Weaning at a later age reduces the risk of gastro-intestinal problems

Weaning strategies

Key takeaways from the research:

  • Diarrhoea and other digestive problems are the leading cause of neonatal calf death.

  • An increase GIT permeability increases the risk of digestive problems in dairy calves.

  • GIT permeability in calves decreased with age.

  • Weaning increases GIT permeability, thus making calves more susceptible to digestive problems.

  • Delaying weaning to a later age helps calves to deal with the challenges that come with weaning.


Weaning at a later age reduces the risk of increased permeability of the GI tract

Diarrhoea is the leading cause of calf death. In North America, it accounts for over 56% of calf deaths in the pre-weaning period[1]. The problem is multifactorial and can be caused by farm management issues, stress, other diseases, a change in body energy, or anything that can lower the calf's resistance to pathogens.

The gastrointestinal tract faces many challenges. It has to absorb nutrients from ingested food while preventing hazardous elements from entering the bloodstream. This takes place in the epithelium layer of the gastrointestinal barrier. Weaning results in an increase in gut permeability. The older the calf, the less permeable the digestive tract will be at the time of weaning. A lower permeability reduces the risk of diarrhoea.

Weaning results in gastro-intestinal stress

The pre-weaning period is critical for calves. It's the time when dairy calves are most susceptible to disease[2] but it is also the period that can set the tone for eventual higher milk yields[3]. Rearing programs promote dry matter intake as a way to stimulate ruminal epithelium development and to minimize the reduction in growth that can occur at weaning[4]. Weaning results in a shift in the site of nutrient digestion[5], and these changes can affect GI barrier function[6]. The permeability of the GIT plays a critical role in preventing disease and sustaining nutrient digestion and growth during weaning. Weaning does however negatively affect permeability and causes GIT stress. A joint study[5] by the University of Saskatchewan, the University of Alberta, and Trouw Nutrition R &D showed that the age at which calves are weaned does make a difference.


Study design

Two groups of 7 Holstein bull calves each were included in the study. One group was weaned via a step-down process beginning at d 35 and were fully weaned by d 42, while the other group was not weaned. GIT permeability, and other indicators of GIT function, were measured for both groups on d 14, d 28 and d 42. The calves were slaughtered on d 44 and their GITs were studied for a variety of factors including multiple measures of permeability.



The researchers found that the biological changes in the digestive tract that come with weaning increase GI permeability.
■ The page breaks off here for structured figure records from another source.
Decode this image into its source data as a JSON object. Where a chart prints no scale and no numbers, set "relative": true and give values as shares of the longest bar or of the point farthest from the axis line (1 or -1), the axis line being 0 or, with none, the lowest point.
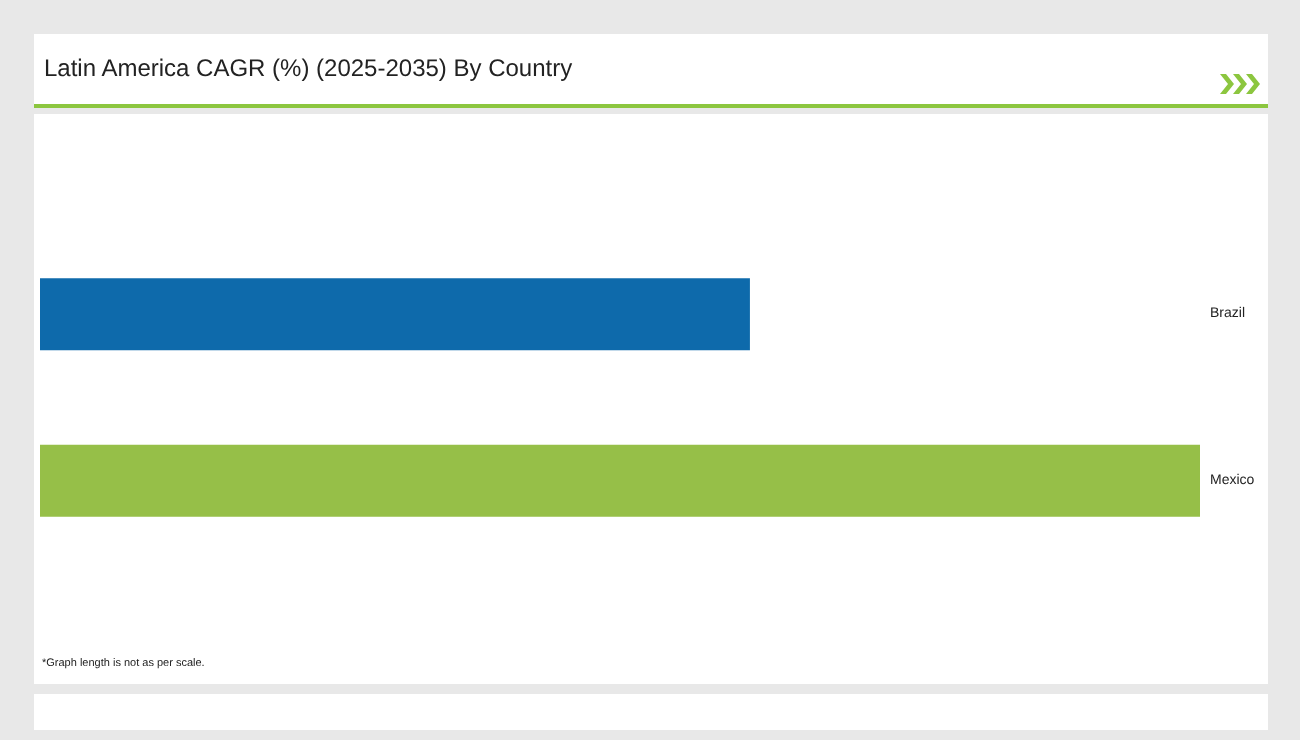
{
  "chart_data": {
    "type": "bar",
    "title": "Latin America CAGR (%) (2025-2035) By Country",
    "orientation": "horizontal",
    "relative": true,
    "categories": [
      "Brazil",
      "Mexico"
    ],
    "values": [
      0.612,
      1
    ],
    "colors": [
      "#0e6aab",
      "#96bf48"
    ],
    "annotations": [
      "*Graph length is not as per scale."
    ]
  }
}
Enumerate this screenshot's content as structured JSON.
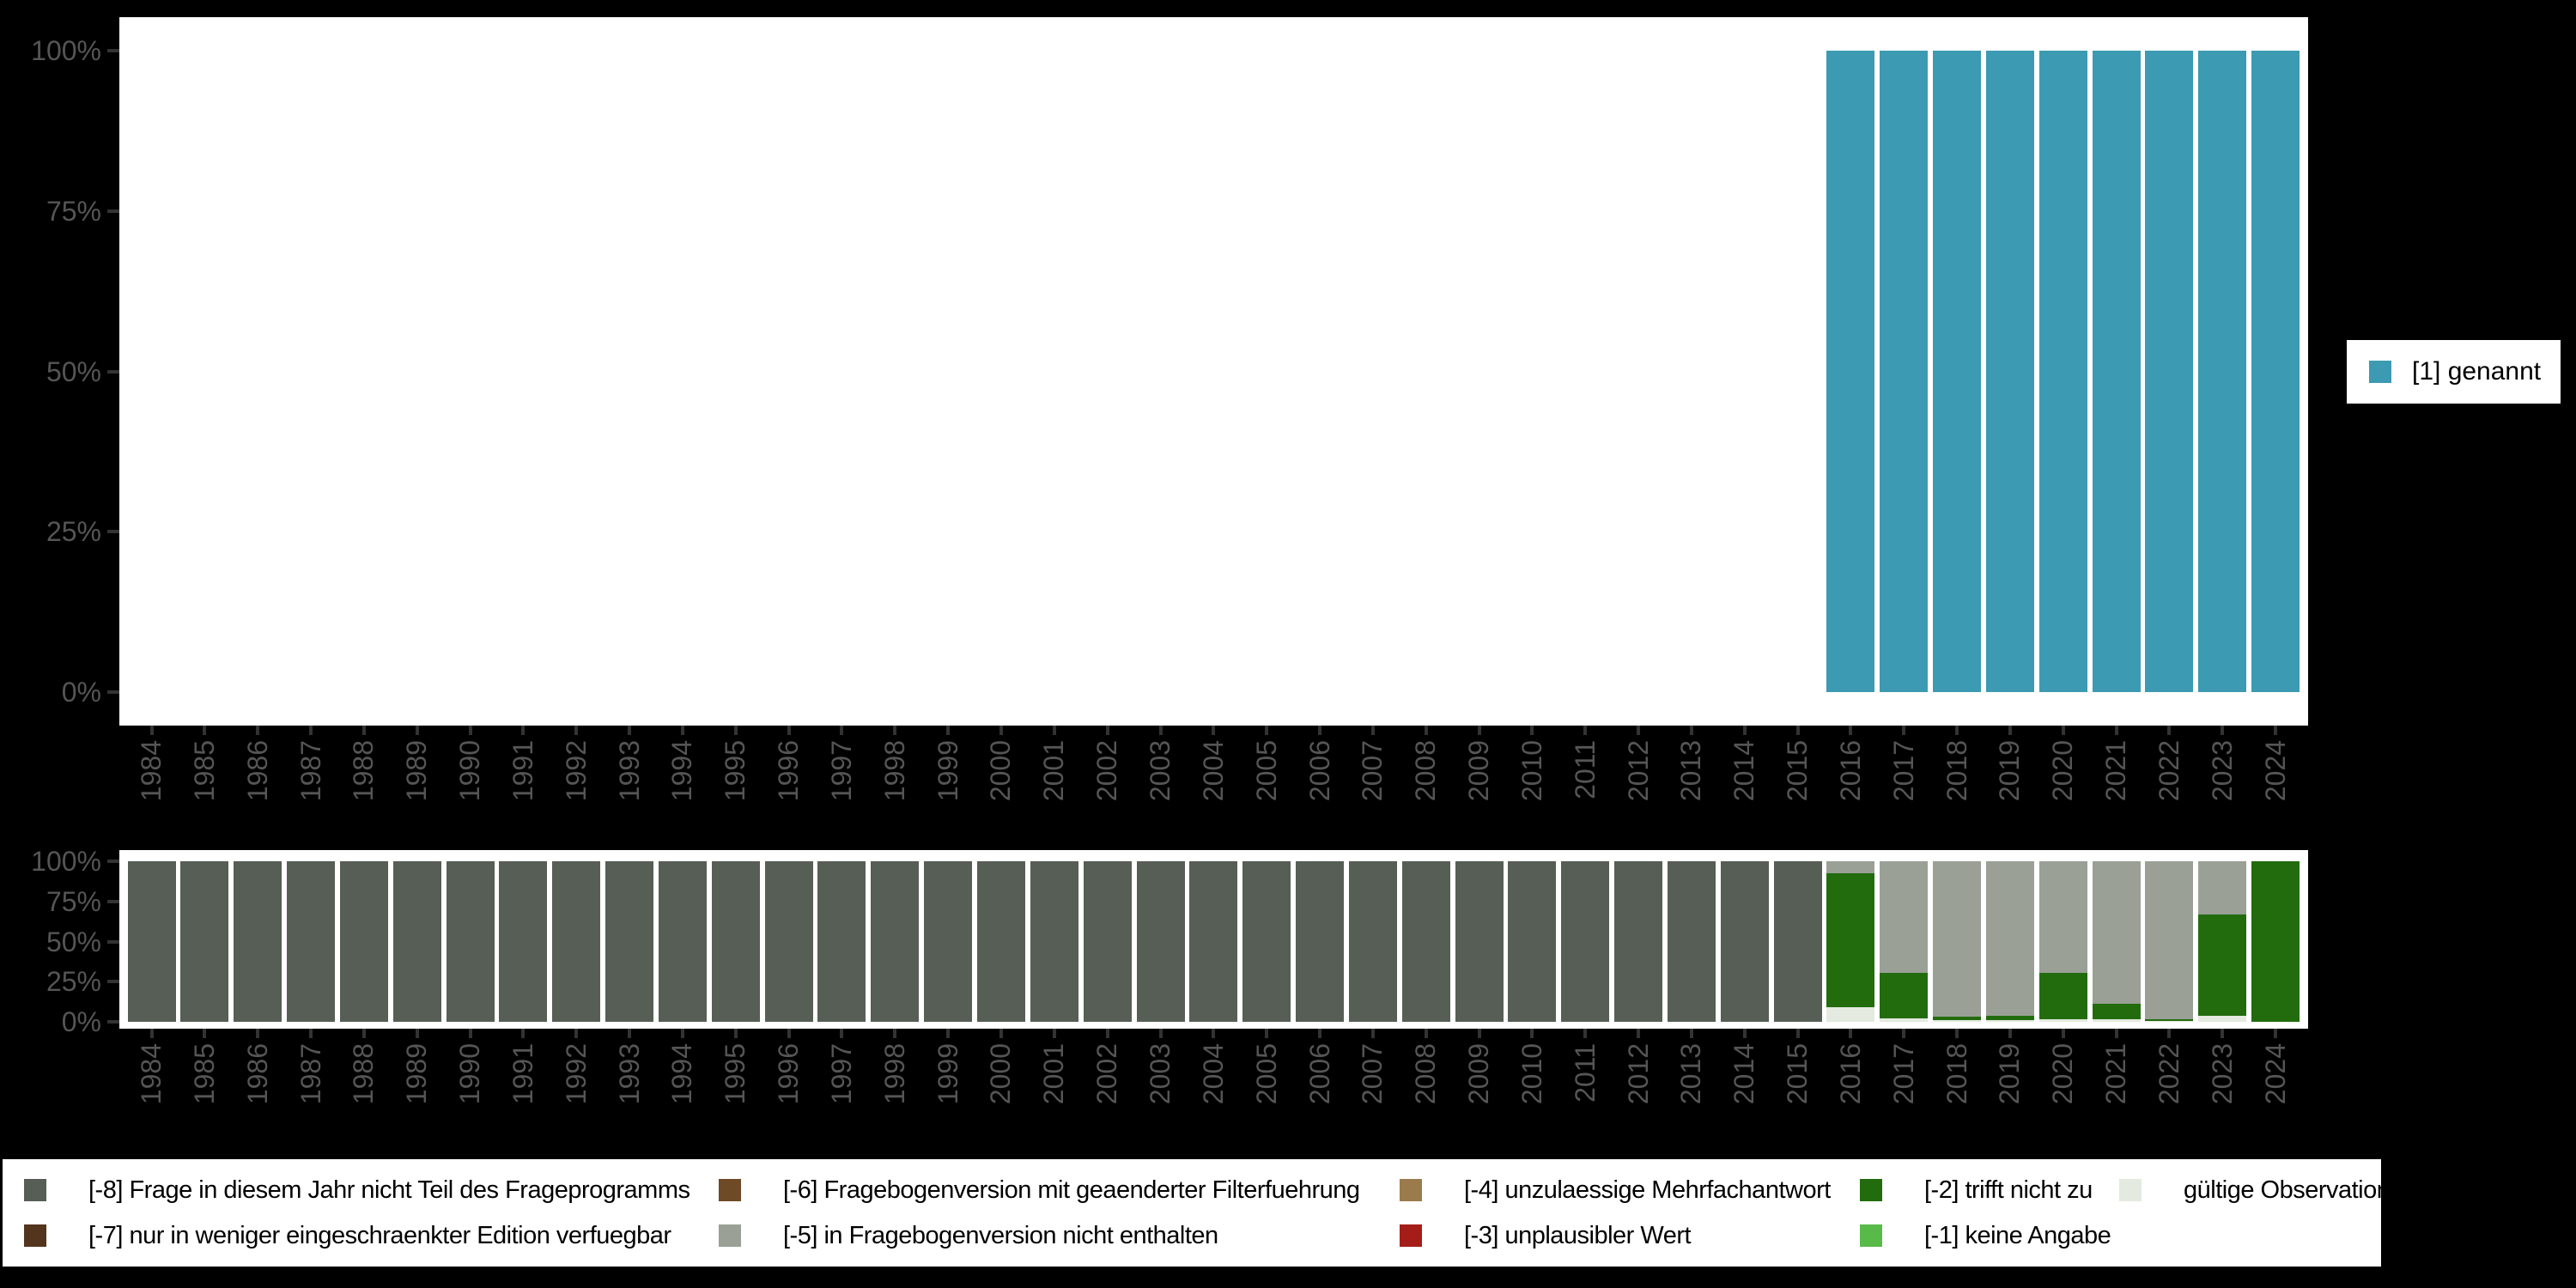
{
  "colors": {
    "page_bg": "#000000",
    "plot_bg": "#ffffff",
    "axis_text": "#555555",
    "axis_tick": "#333333",
    "legend_text": "#000000",
    "genannt": "#3c9ab2",
    "m1": "#58bb49",
    "m2": "#226c0e",
    "m3": "#a51d19",
    "m4": "#9b7b4c",
    "m5": "#9aa096",
    "m6": "#6e4a26",
    "m7": "#53341d",
    "m8": "#565e56",
    "valid": "#e4eadf"
  },
  "legend_right": {
    "label": "[1] genannt",
    "color_key": "genannt"
  },
  "legend_bottom": {
    "items": [
      {
        "key": "m8",
        "label": "[-8] Frage in diesem Jahr nicht Teil des Frageprogramms",
        "col": 0,
        "row": 0
      },
      {
        "key": "m7",
        "label": "[-7] nur in weniger eingeschraenkter Edition verfuegbar",
        "col": 0,
        "row": 1
      },
      {
        "key": "m6",
        "label": "[-6] Fragebogenversion mit geaenderter Filterfuehrung",
        "col": 1,
        "row": 0
      },
      {
        "key": "m5",
        "label": "[-5] in Fragebogenversion nicht enthalten",
        "col": 1,
        "row": 1
      },
      {
        "key": "m4",
        "label": "[-4] unzulaessige Mehrfachantwort",
        "col": 2,
        "row": 0
      },
      {
        "key": "m3",
        "label": "[-3] unplausibler Wert",
        "col": 2,
        "row": 1
      },
      {
        "key": "m2",
        "label": "[-2] trifft nicht zu",
        "col": 3,
        "row": 0
      },
      {
        "key": "m1",
        "label": "[-1] keine Angabe",
        "col": 3,
        "row": 1
      },
      {
        "key": "valid",
        "label": "gültige Observationen",
        "col": 4,
        "row": 0
      }
    ]
  },
  "chart_data": [
    {
      "id": "top",
      "type": "bar",
      "stacked": true,
      "title": "",
      "xlabel": "",
      "ylabel": "",
      "ylim": [
        0,
        100
      ],
      "yticks": [
        "0%",
        "25%",
        "50%",
        "75%",
        "100%"
      ],
      "legend_position": "right",
      "grid": false,
      "categories": [
        "1984",
        "1985",
        "1986",
        "1987",
        "1988",
        "1989",
        "1990",
        "1991",
        "1992",
        "1993",
        "1994",
        "1995",
        "1996",
        "1997",
        "1998",
        "1999",
        "2000",
        "2001",
        "2002",
        "2003",
        "2004",
        "2005",
        "2006",
        "2007",
        "2008",
        "2009",
        "2010",
        "2011",
        "2012",
        "2013",
        "2014",
        "2015",
        "2016",
        "2017",
        "2018",
        "2019",
        "2020",
        "2021",
        "2022",
        "2023",
        "2024"
      ],
      "series_note": "percent of valid answers; [1] genannt only",
      "bars": {
        "2016": {
          "genannt": 100
        },
        "2017": {
          "genannt": 100
        },
        "2018": {
          "genannt": 100
        },
        "2019": {
          "genannt": 100
        },
        "2020": {
          "genannt": 100
        },
        "2021": {
          "genannt": 100
        },
        "2022": {
          "genannt": 100
        },
        "2023": {
          "genannt": 100
        },
        "2024": {
          "genannt": 100
        }
      }
    },
    {
      "id": "bottom",
      "type": "bar",
      "stacked": true,
      "title": "",
      "xlabel": "",
      "ylabel": "",
      "ylim": [
        0,
        100
      ],
      "yticks": [
        "0%",
        "25%",
        "50%",
        "75%",
        "100%"
      ],
      "legend_position": "bottom",
      "grid": false,
      "categories": [
        "1984",
        "1985",
        "1986",
        "1987",
        "1988",
        "1989",
        "1990",
        "1991",
        "1992",
        "1993",
        "1994",
        "1995",
        "1996",
        "1997",
        "1998",
        "1999",
        "2000",
        "2001",
        "2002",
        "2003",
        "2004",
        "2005",
        "2006",
        "2007",
        "2008",
        "2009",
        "2010",
        "2011",
        "2012",
        "2013",
        "2014",
        "2015",
        "2016",
        "2017",
        "2018",
        "2019",
        "2020",
        "2021",
        "2022",
        "2023",
        "2024"
      ],
      "series_note": "segments listed top-to-bottom of each stacked bar, values in percent",
      "bars": {
        "1984": {
          "m8": 100
        },
        "1985": {
          "m8": 100
        },
        "1986": {
          "m8": 100
        },
        "1987": {
          "m8": 100
        },
        "1988": {
          "m8": 100
        },
        "1989": {
          "m8": 100
        },
        "1990": {
          "m8": 100
        },
        "1991": {
          "m8": 100
        },
        "1992": {
          "m8": 100
        },
        "1993": {
          "m8": 100
        },
        "1994": {
          "m8": 100
        },
        "1995": {
          "m8": 100
        },
        "1996": {
          "m8": 100
        },
        "1997": {
          "m8": 100
        },
        "1998": {
          "m8": 100
        },
        "1999": {
          "m8": 100
        },
        "2000": {
          "m8": 100
        },
        "2001": {
          "m8": 100
        },
        "2002": {
          "m8": 100
        },
        "2003": {
          "m8": 100
        },
        "2004": {
          "m8": 100
        },
        "2005": {
          "m8": 100
        },
        "2006": {
          "m8": 100
        },
        "2007": {
          "m8": 100
        },
        "2008": {
          "m8": 100
        },
        "2009": {
          "m8": 100
        },
        "2010": {
          "m8": 100
        },
        "2011": {
          "m8": 100
        },
        "2012": {
          "m8": 100
        },
        "2013": {
          "m8": 100
        },
        "2014": {
          "m8": 100
        },
        "2015": {
          "m8": 100
        },
        "2016": {
          "m5": 7.5,
          "m2": 83.5,
          "valid": 9
        },
        "2017": {
          "m5": 69.5,
          "m2": 28.5,
          "valid": 2
        },
        "2018": {
          "m5": 97,
          "m2": 2,
          "valid": 1
        },
        "2019": {
          "m5": 96,
          "m2": 3,
          "valid": 1
        },
        "2020": {
          "m5": 69.5,
          "m2": 29,
          "valid": 1.5
        },
        "2021": {
          "m5": 89,
          "m2": 9.5,
          "valid": 1.5
        },
        "2022": {
          "m5": 98.5,
          "m2": 1,
          "valid": 0.5
        },
        "2023": {
          "m5": 33,
          "m2": 63,
          "valid": 4
        },
        "2024": {
          "m2": 100
        }
      }
    }
  ]
}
This increase was most pronounced in the rumen, the duodenum and the jejunum, thus increasing the susceptibility of calves to digestive tract problems. It seems that weaning at a later age could fortify the GIT, thus protecting it from the increase in permeability resulting from the weaning process itself. Protecting calves from GIT problems, including scours, could therefore be another reason for later weaning.



[1] NAHMS. 2007. Dairy 2007 Heifer calf health and management practices on US dairy operations. USDA Animal and Plant Inspection Service (APHIS), Fort Collins, CO. 
[2] NAHMS, 2007. 
[3] Soberon, F., Raffrenato, E., Everett, R.W., and Van Amburgh, M.E., 2012. Preweaning milk replacer intake and effects on long-term productivity of dairy calves. J. Dairy Sci. 95: 783-793. 
[4] NRC, 2001. Nutrient Requirements of Dairy Cattle. 7th rev. ed. National Academies Press, Washington, DC. 
[5] Wood, K.M., Palmer, S.I., Steele, M.A., Metcalf, J.A., and Penner,G.B., 2015. The influence of age and weaning on permeability of the gastrointestinal tract in Holstein bull calves. J. Dairy Sci. 98: 7226-7237. 
[6] Wijtten, P.J.A., van der Meulen, J., and Verstegen, M.W.A., 2011. Intestinal barrier function and absorption in pigs after weaning. Br. J. Nutr. 105: 967-981.